William Smith - I am senior constable at Brisbane Water; I heard of the death of Charlotte Farrel; it was reported to me on the Sunday after Christmas day, by constable Chitty; I went round to the inhabitants to institute an inquiry into the cause of her death; I went to the prisoner's house on the Monday; when I saw him I said it was a bad accident, and that it was reported she had died by violence, he answered that persons were fond of carrying stories, and that they lost nothing in carrying; he expressed a wish to have her buried, but I informed him that the body could not be buried till the Inquest sat; he said he would have the body interred if it cost him his life, as it was impossible to keep it any longer in the house; persons had left the house in consequence of the bad smell; the body was in a very advanced stage of decomposition; the weather was very hot at the time; three persons only assembled, only one of whom would look at the body; the prisoner asked me to inspect the body; his anxiety to have it buried I consider to have proceeded from its bad state, and not from a wish to prevent an examination; when I found the Inquest did not attend, I consented to its interment.  This closed the case for the prosecution.

Peter Alcock examined. - I live at Brisbane Water; I remember Christmas Day last; I saw the deceased, Charlotte Farrel, on that day; I heard a man named Charles Steward ask her for some clothes which she had in her possession belonging to him; she said that she would not give them up until he paid her what he owed her; he said he would have them or the black wh--`s life, meaning deceased, that very day; he had a piece of rough edging in his hand, with which he gave her one severe blow; this was about six o'clock in the morning; I saw her afterwards; she had a lump on the left side of her head, about the size of a pullet's egg.  Several other witnesses, on behalf of the prisoner, spoke of the circumstance of the ill usage she had received from Steward.  On the objection of the Attorney General to these questions, His Honor again repeated that the prisoner was perfectly at liberty to shew that deceased had received her injuries at other hand than his.
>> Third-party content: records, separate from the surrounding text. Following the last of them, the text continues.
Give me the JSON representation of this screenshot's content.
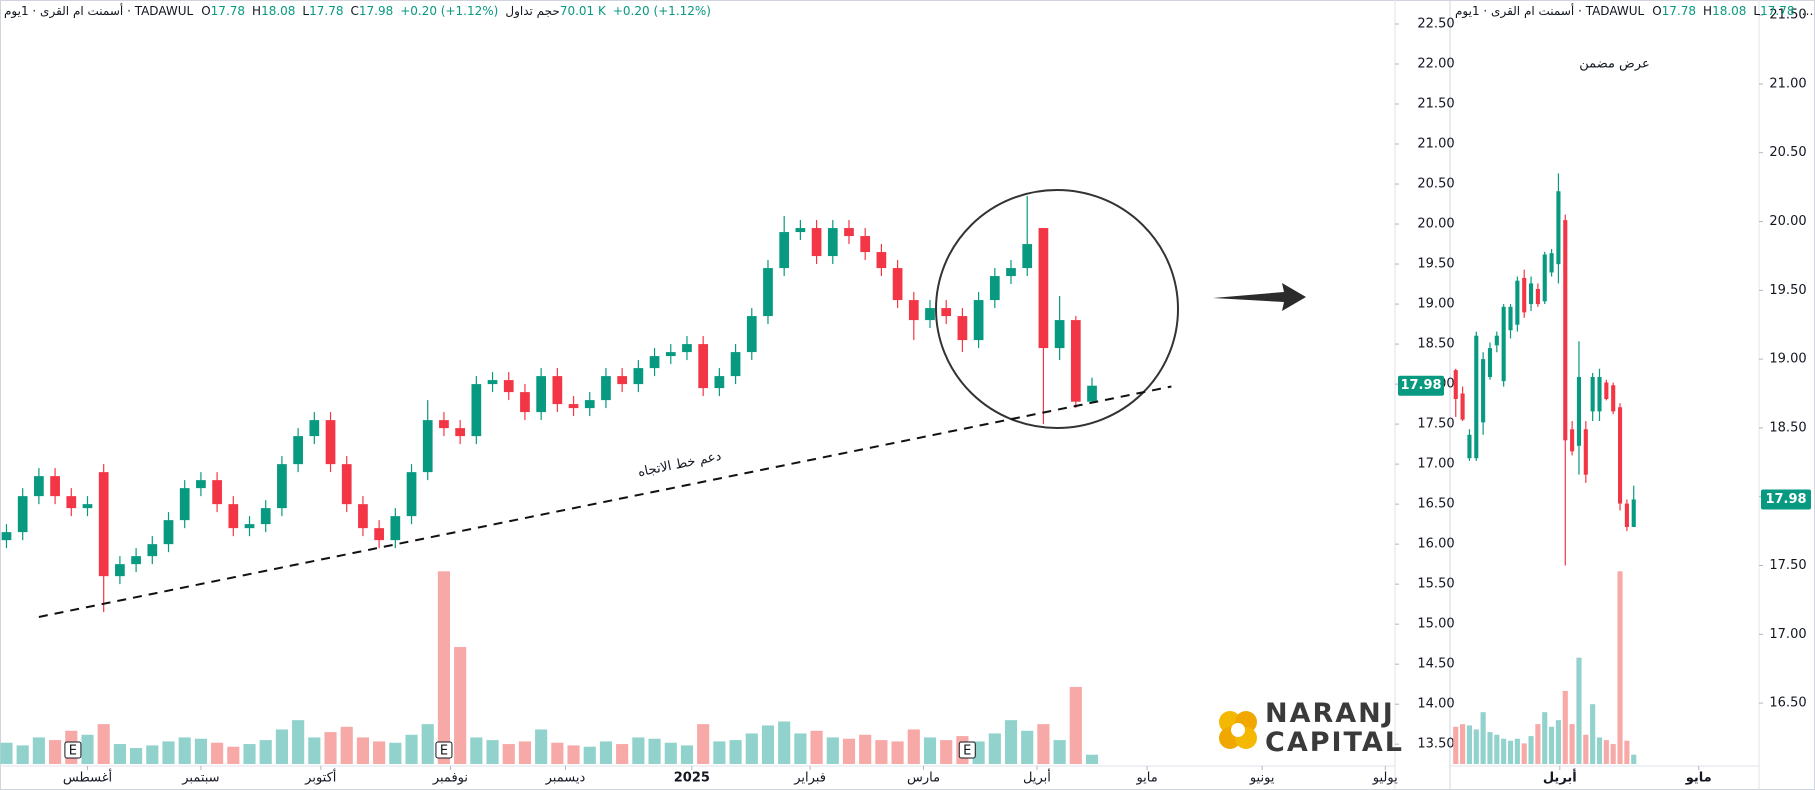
{
  "chart_data": [
    {
      "type": "candlestick",
      "header": {
        "symbol": "أسمنت ام القرى · 1يوم · TADAWUL",
        "open_label": "O",
        "high_label": "H",
        "low_label": "L",
        "close_label": "C",
        "change": "+0.20 (+1.12%)",
        "volume_label": "حجم تداول",
        "volume_text": "70.01 K"
      },
      "open": [
        16.05,
        16.15,
        16.6,
        16.85,
        16.6,
        16.45,
        16.9,
        15.6,
        15.75,
        15.85,
        16.0,
        16.3,
        16.7,
        16.8,
        16.5,
        16.2,
        16.25,
        16.45,
        17.0,
        17.35,
        17.55,
        17.0,
        16.5,
        16.2,
        16.05,
        16.35,
        16.9,
        17.55,
        17.45,
        17.35,
        18.0,
        18.05,
        17.9,
        17.65,
        18.1,
        17.75,
        17.7,
        17.8,
        18.1,
        18.0,
        18.2,
        18.35,
        18.4,
        18.5,
        17.95,
        18.1,
        18.4,
        18.85,
        19.45,
        19.9,
        19.95,
        19.6,
        19.95,
        19.85,
        19.65,
        19.45,
        19.05,
        18.8,
        18.95,
        18.85,
        18.55,
        19.05,
        19.35,
        19.45,
        19.95,
        18.45,
        18.8,
        17.78
      ],
      "high": [
        16.25,
        16.7,
        16.95,
        16.95,
        16.7,
        16.6,
        17.0,
        15.85,
        15.95,
        16.1,
        16.4,
        16.8,
        16.9,
        16.9,
        16.6,
        16.35,
        16.55,
        17.1,
        17.45,
        17.65,
        17.65,
        17.1,
        16.6,
        16.3,
        16.45,
        17.0,
        17.8,
        17.65,
        17.55,
        18.1,
        18.15,
        18.15,
        18.0,
        18.2,
        18.2,
        17.85,
        17.9,
        18.2,
        18.2,
        18.3,
        18.45,
        18.5,
        18.6,
        18.6,
        18.2,
        18.5,
        18.95,
        19.55,
        20.1,
        20.05,
        20.05,
        20.05,
        20.05,
        19.95,
        19.75,
        19.55,
        19.15,
        19.05,
        19.05,
        18.95,
        19.15,
        19.45,
        19.55,
        20.35,
        19.95,
        19.1,
        18.85,
        18.08
      ],
      "low": [
        15.95,
        16.05,
        16.5,
        16.5,
        16.35,
        16.35,
        15.15,
        15.5,
        15.65,
        15.75,
        15.9,
        16.2,
        16.6,
        16.4,
        16.1,
        16.1,
        16.15,
        16.35,
        16.9,
        17.25,
        16.9,
        16.4,
        16.1,
        15.95,
        15.95,
        16.25,
        16.8,
        17.35,
        17.25,
        17.25,
        17.9,
        17.8,
        17.55,
        17.55,
        17.65,
        17.6,
        17.6,
        17.7,
        17.9,
        17.9,
        18.1,
        18.25,
        18.3,
        17.85,
        17.85,
        18.0,
        18.3,
        18.75,
        19.35,
        19.8,
        19.5,
        19.5,
        19.75,
        19.55,
        19.35,
        18.95,
        18.55,
        18.7,
        18.75,
        18.4,
        18.45,
        18.95,
        19.25,
        19.35,
        17.5,
        18.3,
        17.7,
        17.78
      ],
      "close": [
        16.15,
        16.6,
        16.85,
        16.6,
        16.45,
        16.5,
        15.6,
        15.75,
        15.85,
        16.0,
        16.3,
        16.7,
        16.8,
        16.5,
        16.2,
        16.25,
        16.45,
        17.0,
        17.35,
        17.55,
        17.0,
        16.5,
        16.2,
        16.05,
        16.35,
        16.9,
        17.55,
        17.45,
        17.35,
        18.0,
        18.05,
        17.9,
        17.65,
        18.1,
        17.75,
        17.7,
        17.8,
        18.1,
        18.0,
        18.2,
        18.35,
        18.4,
        18.5,
        17.95,
        18.1,
        18.4,
        18.85,
        19.45,
        19.9,
        19.95,
        19.6,
        19.95,
        19.85,
        19.65,
        19.45,
        19.05,
        18.8,
        18.95,
        18.85,
        18.55,
        19.05,
        19.35,
        19.45,
        19.75,
        18.45,
        18.8,
        17.78,
        17.98
      ],
      "volume": [
        160,
        140,
        200,
        180,
        250,
        220,
        300,
        150,
        120,
        140,
        170,
        200,
        190,
        160,
        130,
        150,
        180,
        260,
        330,
        200,
        240,
        280,
        200,
        170,
        160,
        220,
        300,
        1450,
        880,
        200,
        180,
        150,
        170,
        260,
        160,
        140,
        130,
        170,
        150,
        200,
        190,
        160,
        140,
        300,
        170,
        180,
        230,
        290,
        320,
        230,
        250,
        200,
        190,
        220,
        180,
        170,
        260,
        200,
        180,
        210,
        170,
        230,
        330,
        250,
        300,
        180,
        580,
        70.01
      ],
      "up_color": "#089981",
      "down_color": "#f23645",
      "volume_up_color": "#92d2cc",
      "volume_down_color": "#f7a9a7",
      "xlim": [
        -0.4,
        85.7
      ],
      "xticks": [
        {
          "value": 5.0,
          "label": "أغسطس"
        },
        {
          "value": 12.0,
          "label": "سبتمبر"
        },
        {
          "value": 19.4,
          "label": "أكتوبر"
        },
        {
          "value": 27.4,
          "label": "نوفمبر"
        },
        {
          "value": 34.5,
          "label": "ديسمبر"
        },
        {
          "value": 42.3,
          "label": "2025"
        },
        {
          "value": 49.6,
          "label": "فبراير"
        },
        {
          "value": 56.6,
          "label": "مارس"
        },
        {
          "value": 63.6,
          "label": "أبريل"
        },
        {
          "value": 70.4,
          "label": "مايو"
        },
        {
          "value": 77.5,
          "label": "يونيو"
        },
        {
          "value": 85.1,
          "label": "يوليو"
        }
      ],
      "ylim": [
        13.24,
        22.8
      ],
      "yticks": [
        {
          "value": 13.5,
          "label": "13.50"
        },
        {
          "value": 14,
          "label": "14.00"
        },
        {
          "value": 14.5,
          "label": "14.50"
        },
        {
          "value": 15,
          "label": "15.00"
        },
        {
          "value": 15.5,
          "label": "15.50"
        },
        {
          "value": 16,
          "label": "16.00"
        },
        {
          "value": 16.5,
          "label": "16.50"
        },
        {
          "value": 17,
          "label": "17.00"
        },
        {
          "value": 17.5,
          "label": "17.50"
        },
        {
          "value": 18,
          "label": "18.00"
        },
        {
          "value": 18.5,
          "label": "18.50"
        },
        {
          "value": 19,
          "label": "19.00"
        },
        {
          "value": 19.5,
          "label": "19.50"
        },
        {
          "value": 20,
          "label": "20.00"
        },
        {
          "value": 20.5,
          "label": "20.50"
        },
        {
          "value": 21,
          "label": "21.00"
        },
        {
          "value": 21.5,
          "label": "21.50"
        },
        {
          "value": 22,
          "label": "22.00"
        },
        {
          "value": 22.5,
          "label": "22.50"
        }
      ],
      "volume_ylim": [
        0,
        1550
      ],
      "events": {
        "label": "E",
        "x": [
          4.1,
          27.0,
          59.3
        ]
      },
      "trendline": {
        "label": "دعم خط الاتجاه",
        "start": [
          2.0,
          15.09
        ],
        "end": [
          71.9,
          17.97
        ]
      }
    },
    {
      "type": "candlestick",
      "header": {
        "symbol": "أسمنت ام القرى · 1يوم · TADAWUL",
        "open_label": "O",
        "high_label": "H",
        "low_label": "L",
        "truncation": "…"
      },
      "annotation": "عرض مضمن",
      "open": [
        18.92,
        18.75,
        18.28,
        18.28,
        18.54,
        18.87,
        19.1,
        18.84,
        19.21,
        19.25,
        19.59,
        19.4,
        19.51,
        19.42,
        19.63,
        19.69,
        20.01,
        18.49,
        18.37,
        18.49,
        18.62,
        18.62,
        18.83,
        18.81,
        18.65,
        17.95,
        17.78
      ],
      "high": [
        18.93,
        18.8,
        18.49,
        19.2,
        19.05,
        19.12,
        19.2,
        19.4,
        19.4,
        19.6,
        19.65,
        19.6,
        19.55,
        19.78,
        19.8,
        20.35,
        20.05,
        18.55,
        19.13,
        18.55,
        18.9,
        18.93,
        18.85,
        18.83,
        18.68,
        17.98,
        18.08
      ],
      "low": [
        18.58,
        18.55,
        18.26,
        18.26,
        18.45,
        18.85,
        19.05,
        18.8,
        19.15,
        19.2,
        19.3,
        19.35,
        19.38,
        19.4,
        19.6,
        19.55,
        17.5,
        18.3,
        18.16,
        18.1,
        18.55,
        18.55,
        18.7,
        18.6,
        17.9,
        17.75,
        17.78
      ],
      "close": [
        18.71,
        18.56,
        18.45,
        19.17,
        19.0,
        19.08,
        19.17,
        19.38,
        19.38,
        19.57,
        19.34,
        19.55,
        19.4,
        19.76,
        19.77,
        20.22,
        18.41,
        18.33,
        18.87,
        18.16,
        18.87,
        18.87,
        18.71,
        18.62,
        17.95,
        17.78,
        17.98
      ],
      "volume": [
        280,
        300,
        290,
        260,
        390,
        240,
        220,
        190,
        175,
        190,
        155,
        210,
        300,
        390,
        280,
        330,
        550,
        300,
        800,
        220,
        450,
        200,
        180,
        150,
        1450,
        175,
        70.01
      ],
      "up_color": "#089981",
      "down_color": "#f23645",
      "volume_up_color": "#92d2cc",
      "volume_down_color": "#f7a9a7",
      "xlim": [
        -0.84,
        44.3
      ],
      "xticks": [
        {
          "value": 15.2,
          "label": "أبريل"
        },
        {
          "value": 35.5,
          "label": "مايو"
        }
      ],
      "ylim": [
        16.05,
        21.61
      ],
      "yticks": [
        {
          "value": 16.5,
          "label": "16.50"
        },
        {
          "value": 17,
          "label": "17.00"
        },
        {
          "value": 17.5,
          "label": "17.50"
        },
        {
          "value": 18,
          "label": "18.00"
        },
        {
          "value": 18.5,
          "label": "18.50"
        },
        {
          "value": 19,
          "label": "19.00"
        },
        {
          "value": 19.5,
          "label": "19.50"
        },
        {
          "value": 20,
          "label": "20.00"
        },
        {
          "value": 20.5,
          "label": "20.50"
        },
        {
          "value": 21,
          "label": "21.00"
        },
        {
          "value": 21.5,
          "label": "21.50"
        }
      ],
      "volume_ylim": [
        0,
        1550
      ]
    }
  ],
  "logo": {
    "line1": "NARANJ",
    "line2": "CAPITAL"
  }
}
A respectable witness was put in, who spoke of the prisoner as a kind, indulgent husband, he had been employed under him for some time and lived in the same neighbourhood; he admitted however, that he had never seen him in liquor, nor in any way excited.

Mr. Robert Cox spoke of him as being a hard-working man; he had never heard any thing prejudicial to his character; but he was rather irritable.

His Honor recapitulating the evidence, regretted the absence of medical testimony and put the case to the Jury as it stood.  The Jury retired for about half an hour and returned a verdict of Not Guilty, observing, that they had come to that conclusion as a consequence of the absence of medical testimony.



[1 ] See also Sydney Gazette, 13 May 1834; Australian, 13 May 1834.  For commentary, see Australian, 13 May 1834, which argued that Farrel should have been charged with assault after being acquitted of murder, and that a medical man should be brought in for all cases of suspicious death.